You know, in our part, well, we think about our own work. We’re still going to address these issues at scale. And for context over the last five years, we’ve helped to provide about 4 billion meals to people in need, right? So scale matters for sure. That is something that needs to happen. But as we think about those lessons and the learnings and some things we can immediately do, we’re also thinking differently about how do we prioritize investing in programs in the geographies and for communities that are disproportionately impacted by these issues. You know, Curt shared some of the stats in the beginning for communities of color, for rural geographies. There are areas where we need to have a more targeted approach to develop better tools to address stigma and better tools to reduce some of those system barriers so that people can get access to their needs met in the communities where they’re at.

So thank you, Karrie. Curt, what are your thoughts on that?

At FoodCorps, we’re really focused on how do we leverage the scale and reach of our nation’s school system to make sure that the 30 million kids a day who are spending half their waking hours and eating often half their daily calories in school learn what healthy food is in a reliably effective way and eat healthy food every day in the meals their schools provide.

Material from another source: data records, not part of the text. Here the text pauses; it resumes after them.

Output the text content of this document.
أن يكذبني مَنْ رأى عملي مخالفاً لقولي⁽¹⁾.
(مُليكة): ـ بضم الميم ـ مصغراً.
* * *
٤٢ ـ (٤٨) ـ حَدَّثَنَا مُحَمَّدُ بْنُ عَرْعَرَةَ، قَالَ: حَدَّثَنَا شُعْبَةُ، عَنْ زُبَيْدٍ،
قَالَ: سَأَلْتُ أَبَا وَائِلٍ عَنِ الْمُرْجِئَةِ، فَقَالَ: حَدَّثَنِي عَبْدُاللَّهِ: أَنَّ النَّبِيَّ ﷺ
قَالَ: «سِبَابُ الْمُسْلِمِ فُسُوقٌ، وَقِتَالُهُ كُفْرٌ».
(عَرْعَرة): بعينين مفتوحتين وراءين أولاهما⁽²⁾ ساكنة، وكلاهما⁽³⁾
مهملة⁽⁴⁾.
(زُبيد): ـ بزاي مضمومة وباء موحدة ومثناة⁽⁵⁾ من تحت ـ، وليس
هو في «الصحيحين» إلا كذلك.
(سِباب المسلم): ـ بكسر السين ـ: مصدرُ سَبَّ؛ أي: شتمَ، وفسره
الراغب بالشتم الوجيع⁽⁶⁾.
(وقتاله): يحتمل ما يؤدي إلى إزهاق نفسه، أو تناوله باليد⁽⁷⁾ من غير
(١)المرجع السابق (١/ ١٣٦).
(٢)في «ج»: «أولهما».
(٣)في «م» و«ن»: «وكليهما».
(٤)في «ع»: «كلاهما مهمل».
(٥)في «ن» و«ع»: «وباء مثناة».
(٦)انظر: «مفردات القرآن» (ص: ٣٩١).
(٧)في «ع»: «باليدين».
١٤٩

And our sense is that systemic change that we could catalyze across the school system will have huge long-term impacts on the trajectories of kids who have the chance to fulfill their potential and fulfill their dreams in school and in life and also have a huge impact on how our food system as a whole works there.

But I would say if we want to change our school system to better address the needs of the kids who are walking through their school doors food insecure, the kids who on snow days don’t get enough food to eat, we have to change some of the stuck mindsets and mental models that have kind of been holding our schools in the place where they’ve been around food for so long.

And really I think we have a school system that very often sees food as a cost center to be minimized instead of an impact center waiting to be unlocked. And when we treat it as a cost center to be minimized, we minimize the amount of time kids have to learn about healthy food. We minimize the amount of time kids have to eat healthy food in their lunch rooms, and we minimize the investment we make in the quality of food we’re serving to kids in school, and we minimize the attention we pay to the lunch ladies and gents and the district level school food leadership who are on the front lines of actually getting healthy food to our kids.

The result of that is a food system that devalues food in school and leaves a whole lot of kids feeling unsatisfied and unfulfilled and being unnourished by that system. And I believe there’s another way to approach it, which is to treat it as an impact center and a value center and show what happens when we use the power of food to make sure every child gets the nourishment they need to thrive and every child gets that feeling that only food can give you of knowing you are valued and cared for by the adults around you.